Better Solutions for Healthcare

Modern Healthcare: Gap between what private insurers and Medicare pay hospitals is growing

By Tara Bannow

September 18, 2020

new study suggests that hospitals’ market power may have a bigger influence on prices than oft-touted factors like compensating for Medicare and Medicaid losses and providing high-quality care.

It’s the third and largest iteration of not-for-profit think tank RAND Corp.’s deep dive into how much private insurers pay for inpatient and outpatient hospital services. It found private insurers paid hospitals on average 247% what Medicare would have for the same services in 2018, a gap that’s creeped up in recent years and varies widely across states.
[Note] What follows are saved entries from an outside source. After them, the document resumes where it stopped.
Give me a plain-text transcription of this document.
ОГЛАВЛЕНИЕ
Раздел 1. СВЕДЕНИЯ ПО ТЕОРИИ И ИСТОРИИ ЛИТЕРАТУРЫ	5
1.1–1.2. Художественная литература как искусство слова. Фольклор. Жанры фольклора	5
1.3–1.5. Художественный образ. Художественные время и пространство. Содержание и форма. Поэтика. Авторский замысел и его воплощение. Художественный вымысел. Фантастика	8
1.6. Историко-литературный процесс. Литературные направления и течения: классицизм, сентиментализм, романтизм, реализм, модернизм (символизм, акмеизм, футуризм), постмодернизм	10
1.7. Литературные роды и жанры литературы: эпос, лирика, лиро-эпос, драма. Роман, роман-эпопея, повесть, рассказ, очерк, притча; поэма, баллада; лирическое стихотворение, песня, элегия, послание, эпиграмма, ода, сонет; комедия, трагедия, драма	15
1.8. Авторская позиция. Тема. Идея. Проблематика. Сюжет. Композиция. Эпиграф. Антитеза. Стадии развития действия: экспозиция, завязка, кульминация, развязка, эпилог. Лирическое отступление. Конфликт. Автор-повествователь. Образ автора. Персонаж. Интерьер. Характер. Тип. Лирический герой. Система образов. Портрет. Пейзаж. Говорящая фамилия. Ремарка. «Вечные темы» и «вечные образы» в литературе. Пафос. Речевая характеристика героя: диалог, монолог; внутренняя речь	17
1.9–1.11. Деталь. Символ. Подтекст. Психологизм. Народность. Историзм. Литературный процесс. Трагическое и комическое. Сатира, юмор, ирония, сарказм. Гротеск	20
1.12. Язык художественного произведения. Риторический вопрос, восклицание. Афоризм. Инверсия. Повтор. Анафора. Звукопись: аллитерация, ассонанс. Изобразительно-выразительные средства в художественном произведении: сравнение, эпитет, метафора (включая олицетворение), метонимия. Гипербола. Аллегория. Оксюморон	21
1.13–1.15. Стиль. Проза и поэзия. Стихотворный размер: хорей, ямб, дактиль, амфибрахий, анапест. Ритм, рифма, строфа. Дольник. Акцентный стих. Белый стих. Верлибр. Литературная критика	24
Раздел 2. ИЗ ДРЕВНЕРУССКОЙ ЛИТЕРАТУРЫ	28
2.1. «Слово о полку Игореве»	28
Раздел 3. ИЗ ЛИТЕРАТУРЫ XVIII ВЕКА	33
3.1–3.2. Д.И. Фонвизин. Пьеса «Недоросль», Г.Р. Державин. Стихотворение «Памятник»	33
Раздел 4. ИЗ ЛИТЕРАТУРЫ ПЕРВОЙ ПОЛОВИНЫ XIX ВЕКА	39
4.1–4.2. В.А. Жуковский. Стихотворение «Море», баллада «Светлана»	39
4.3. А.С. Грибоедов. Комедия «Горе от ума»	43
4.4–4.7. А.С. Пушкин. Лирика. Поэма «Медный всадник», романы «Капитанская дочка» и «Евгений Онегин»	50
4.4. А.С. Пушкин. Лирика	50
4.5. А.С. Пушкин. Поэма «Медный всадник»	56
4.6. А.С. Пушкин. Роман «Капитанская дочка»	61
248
The data calls into question the extent to which hospitals’ higher commercial rates are set to offset losses on their government reimbursement, finding no correlation between the amount of publicly insured patients hospitals saw and their commercial prices.

“Cost shifting is, I think, a useful rhetorical device that health systems use,” said Katherine Hempstead, senior policy adviser with the Robert Wood Johnson Foundation, which sponsored the research. “But the truth is that in any negotiation, health systems are looking for the best price they can command, which often has more to do with their market power than what they need and the deficits they get from public payers.”

RAND’s researchers drew upon $33.8 billion in spending from 3,112 hospitals nationally, including about 750,000 inpatient claims and 40.2 million outpatient claims between 2016 and 2018. The data, which researchers acknowledge covers only a sample of care provided in that time, come from self-insured employers, six state all-payer claims databases and claims submitted voluntarily by health insurers. The prices paid include patients’ out-of-pocket costs, including deductibles and copayments.

The finding that private plans paid 247% of what Medicare would have in 2018 is up from 230% in 2017 and 224% in 2016. If the private health plans included in the study had paid hospitals at Medicare rates, they would have paid $19.7 billion less between 2016 to 2018, a potential savings of 58%, the study said.